The adaptive optics (AO) subsystem is the heart of GPI. It is responsible for making fast visible-light measurements of the wave front external to GPI (primarily atmospheric phase errors) and correcting that wave front using its deformable mirrors. It is tightly integrated with other subsystems.
The AO subsystem optical path begins at the entrance window. A steering mirror is available to align GPI’s pupils with the Gemini entrance pupil. The beam is then collimated and relayed to the first deformable mirror. This high-stroke low-actuator count piezo DM (referred to as the “woofer”) reduces the residual wave front error to a level controllable by the finer “tweeter” mirror. This DM will also serve as the tip/tilt mirror, mounted on a commercial FSM mount.

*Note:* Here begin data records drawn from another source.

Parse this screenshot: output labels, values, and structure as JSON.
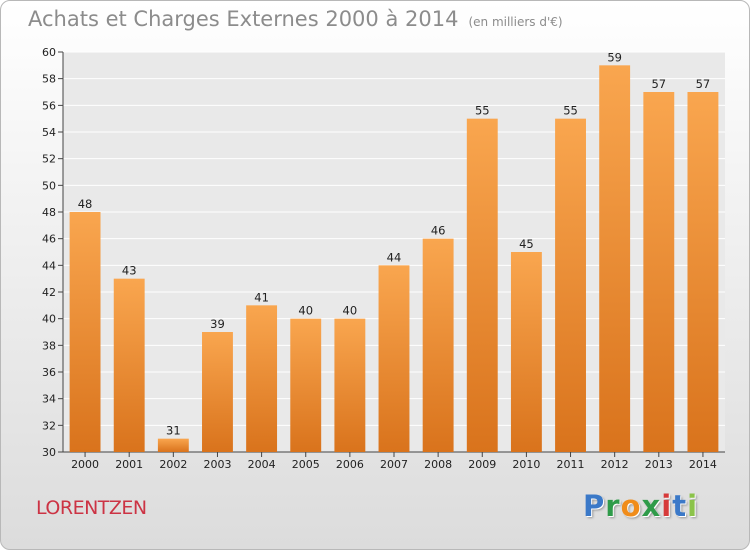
{
  "header": {
    "title": "Achats et Charges Externes 2000 à 2014",
    "unit": "(en milliers d'€)"
  },
  "footer": {
    "place": "LORENTZEN",
    "logo_letters": [
      "P",
      "r",
      "o",
      "x",
      "i",
      "t",
      "i"
    ]
  },
  "colors": {
    "bar_top": "#f9a64f",
    "bar_bottom": "#d9731c",
    "logo": [
      "#3b79c8",
      "#2f9b4a",
      "#f08c1a",
      "#2f9b4a",
      "#d63a3a",
      "#3b79c8",
      "#8bc34a"
    ]
  },
  "chart_data": {
    "type": "bar",
    "categories": [
      "2000",
      "2001",
      "2002",
      "2003",
      "2004",
      "2005",
      "2006",
      "2007",
      "2008",
      "2009",
      "2010",
      "2011",
      "2012",
      "2013",
      "2014"
    ],
    "values": [
      48,
      43,
      31,
      39,
      41,
      40,
      40,
      44,
      46,
      55,
      45,
      55,
      59,
      57,
      57
    ],
    "ylim": [
      30,
      60
    ],
    "yticks": [
      30,
      32,
      34,
      36,
      38,
      40,
      42,
      44,
      46,
      48,
      50,
      52,
      54,
      56,
      58,
      60
    ],
    "grid": true,
    "xlabel": "",
    "ylabel": ""
  }
}
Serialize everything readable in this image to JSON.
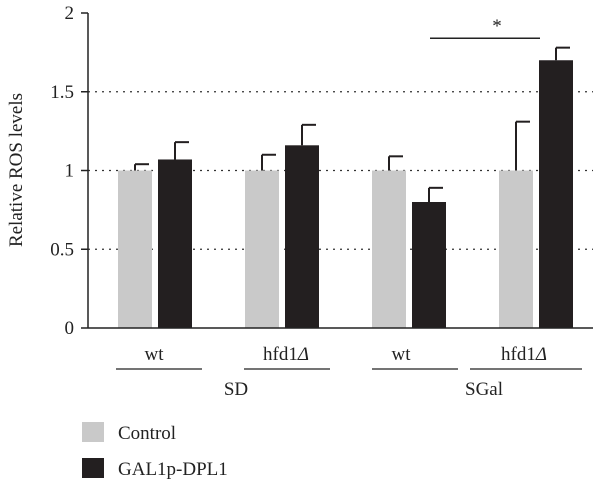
{
  "chart_data": {
    "type": "bar",
    "ylabel": "Relative ROS levels",
    "ylim": [
      0,
      2
    ],
    "yticks": [
      "0",
      "0.5",
      "1",
      "1.5",
      "2"
    ],
    "grid": "dotted horizontal at 0.5, 1, 1.5",
    "groups": [
      {
        "strain": "wt",
        "media": "SD"
      },
      {
        "strain": "hfd1",
        "strain_suffix": "Δ",
        "media": "SD"
      },
      {
        "strain": "wt",
        "media": "SGal"
      },
      {
        "strain": "hfd1",
        "strain_suffix": "Δ",
        "media": "SGal"
      }
    ],
    "media_labels": [
      "SD",
      "SGal"
    ],
    "series": [
      {
        "name": "Control",
        "color": "#c9c9c9",
        "values": [
          1.0,
          1.0,
          1.0,
          1.0
        ],
        "errors": [
          0.04,
          0.1,
          0.09,
          0.31
        ]
      },
      {
        "name": "GAL1p-DPL1",
        "color": "#231f20",
        "values": [
          1.07,
          1.16,
          0.8,
          1.7
        ],
        "errors": [
          0.11,
          0.13,
          0.09,
          0.08
        ]
      }
    ],
    "annotations": [
      {
        "text": "*",
        "from_group": 2,
        "to_group": 3,
        "y": 1.84
      }
    ],
    "legend": {
      "position": "bottom-left"
    }
  }
}
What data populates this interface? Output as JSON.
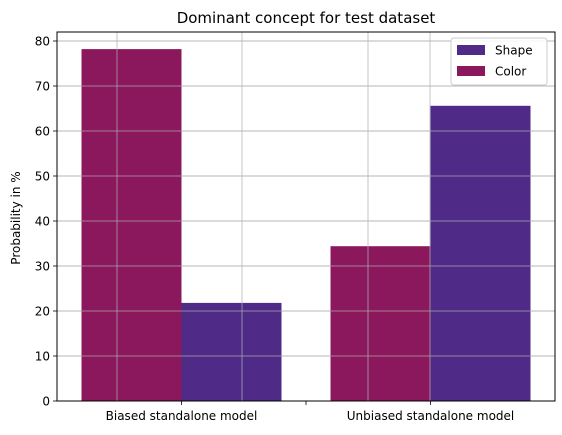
{
  "chart_data": {
    "type": "bar",
    "title": "Dominant concept for test dataset",
    "xlabel": "",
    "ylabel": "Probability in %",
    "categories": [
      "Biased standalone model",
      "Unbiased standalone model"
    ],
    "series": [
      {
        "name": "Shape",
        "color": "#4f2a87",
        "values": [
          21.8,
          65.6
        ]
      },
      {
        "name": "Color",
        "color": "#8b185c",
        "values": [
          78.2,
          34.4
        ]
      }
    ],
    "ylim": [
      0,
      82
    ],
    "yticks": [
      0,
      10,
      20,
      30,
      40,
      50,
      60,
      70,
      80
    ],
    "grid": true,
    "legend_position": "top-right"
  }
}
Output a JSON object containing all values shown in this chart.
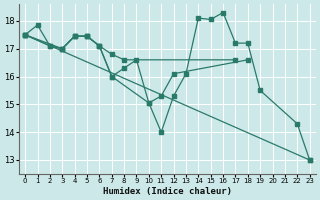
{
  "xlabel": "Humidex (Indice chaleur)",
  "bg_color": "#cce8e8",
  "grid_color": "#ffffff",
  "line_color": "#2a7a6a",
  "xlim": [
    -0.5,
    23.5
  ],
  "ylim": [
    12.5,
    18.6
  ],
  "yticks": [
    13,
    14,
    15,
    16,
    17,
    18
  ],
  "xticks": [
    0,
    1,
    2,
    3,
    4,
    5,
    6,
    7,
    8,
    9,
    10,
    11,
    12,
    13,
    14,
    15,
    16,
    17,
    18,
    19,
    20,
    21,
    22,
    23
  ],
  "line1_x": [
    0,
    1,
    2,
    3,
    4,
    5,
    6,
    7,
    8,
    9,
    10,
    11,
    12,
    13,
    14,
    15,
    16,
    17,
    18,
    19,
    22,
    23
  ],
  "line1_y": [
    17.5,
    17.85,
    17.1,
    17.0,
    17.45,
    17.45,
    17.1,
    16.0,
    16.3,
    16.6,
    15.05,
    14.0,
    15.3,
    16.1,
    18.1,
    18.05,
    18.3,
    17.2,
    17.2,
    15.5,
    14.3,
    13.0
  ],
  "line2_x": [
    0,
    2,
    3,
    4,
    5,
    6,
    7,
    8,
    17
  ],
  "line2_y": [
    17.5,
    17.1,
    17.0,
    17.45,
    17.45,
    17.1,
    16.8,
    16.6,
    16.6
  ],
  "line3_x": [
    0,
    3,
    4,
    5,
    6,
    7,
    10,
    11,
    12,
    18
  ],
  "line3_y": [
    17.5,
    17.0,
    17.45,
    17.45,
    17.1,
    16.0,
    15.05,
    15.3,
    16.1,
    16.6
  ],
  "line4_x": [
    0,
    23
  ],
  "line4_y": [
    17.5,
    13.0
  ]
}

A pair of optics relays the beam to the “tweeter” DM. This is a 4096-actuator MEMS device (with a 45-actuator-diameter region illuminated). Two more conic optics produce a converging F/64 beam with a finite pupil for input into the coronagraph path. A 0.95-micron dichroic splits the visible light into the fast spatially-filtered wave front sensor (SFWFS). The visible light passes through a variable-size spatial filter, used to remove uncontrollable spatial frequency components that would be aliased into incorrect wave front measurements. Relay optics then reform the pupil on a lenslet array, and the resulting dot pattern is in turn relayed to a high-speed CCD. The final CCD downselect has not been made (in part because of the developmental status of several attractive CCD options, but it will operate at 1-2 kHz with each subaperture corresponding to a 2×2 quad-cell. A bandpass or short-cutoff filter limits the wavelength range seen by the SFWFS (nominally to 0.7-0.9 microns), since spatial filter performance improves with increasing Strehl at the sensing wavelength, and since the spatial filter size can only be precisely matched to spatial frequency cutoff at a single wavelength.
The baseline AO control algorithm is the Optimized-gain Fourier Controller (OFC) algorithm developed by Poyneer and Veran. This is an adaptive modal gain algorithm using the Fourier modes as its basis set, allowing both efficient reconstruction and a direct match to sensor geometry and the PSF. We have also explored a predictive controller algorithm. Although this is not yet the baseline, it has the potential to improve performance by a factor of 2 on dim stars, and/or allow performance at 1 kHz comparable to OFC performance at 2 kHz. We are specifying the AO control computer (AOC) with sufficient capability to support this predictive algorithm should we decide to implement it.